Genital herpes is transmitted through skin to skin contact with infected individuals during vaginal, oral, or anal sex. The most common symptoms associated with genital herpes are several burning or stinging blisters in the genital area, fever, headache, or trouble urinating. Genital herpes is diagnosed by testing a sample of fluid from one of the blisters for the virus. If that fluid does contain the virus, treatment can be started with an antiviral medication. Some common antiviral medications used to treat genital herpes include valacyclovir (Valtrex) or acyclovir (Zovirax). There is a blood test available for HSV to check for antibodies to the virus, but it is not used for routine screening. This is because if the person is asymptomatic and does not have active sores, they would not need treatment even if they had a positive blood test.
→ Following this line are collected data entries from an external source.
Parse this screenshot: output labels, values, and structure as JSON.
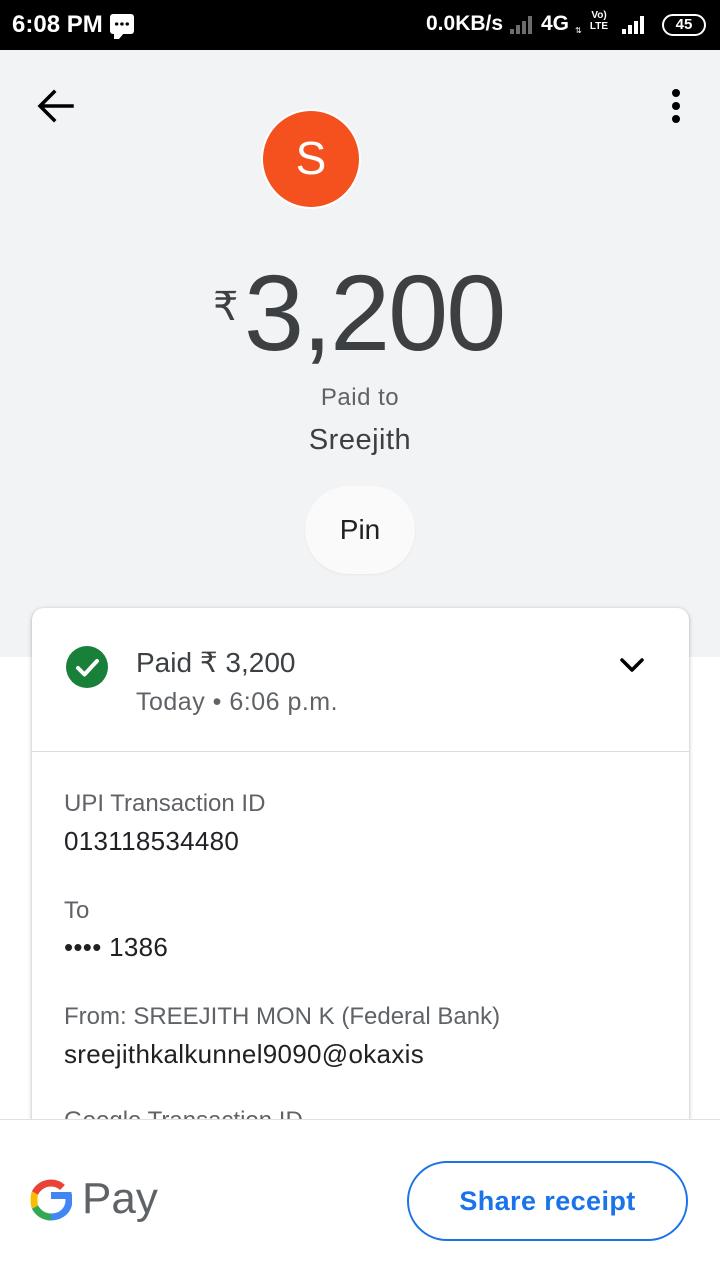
{
  "status_bar": {
    "time": "6:08 PM",
    "network_speed": "0.0KB/s",
    "network_type": "4G",
    "volte": "Vo) LTE",
    "battery": "45"
  },
  "header": {
    "back_icon": "arrow-back-icon",
    "more_icon": "more-vert-icon"
  },
  "payee": {
    "avatar_letter": "S",
    "avatar_color": "#f4511e",
    "name": "Sreejith"
  },
  "amount": {
    "currency_symbol": "₹",
    "value": "3,200",
    "paid_to_label": "Paid to"
  },
  "pin_button": "Pin",
  "transaction": {
    "status_text": "Paid ₹ 3,200",
    "status_color": "#188038",
    "timestamp": "Today • 6:06 p.m.",
    "details": [
      {
        "label": "UPI Transaction ID",
        "value": "013118534480"
      },
      {
        "label": "To",
        "value": "•••• 1386"
      },
      {
        "label": "From: SREEJITH MON K (Federal Bank)",
        "value": "sreejithkalkunnel9090@okaxis"
      },
      {
        "label": "Google Transaction ID"
      }
    ]
  },
  "footer": {
    "brand_pay": "Pay",
    "share_label": "Share receipt",
    "accent_color": "#1a73e8"
  }
}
Herpes does not have a cure. The blisters associated with genital herpes can take over a week to completely heal. Once a person is infected with herpes, they can have outbreaks again without additional exposure to the virus. However, the first outbreak is usually the most painful, and there are medications to prevent future outbreaks. The chance of transmitting genital herpes can be reduced by wearing a condom the correct way during each sexual encounter.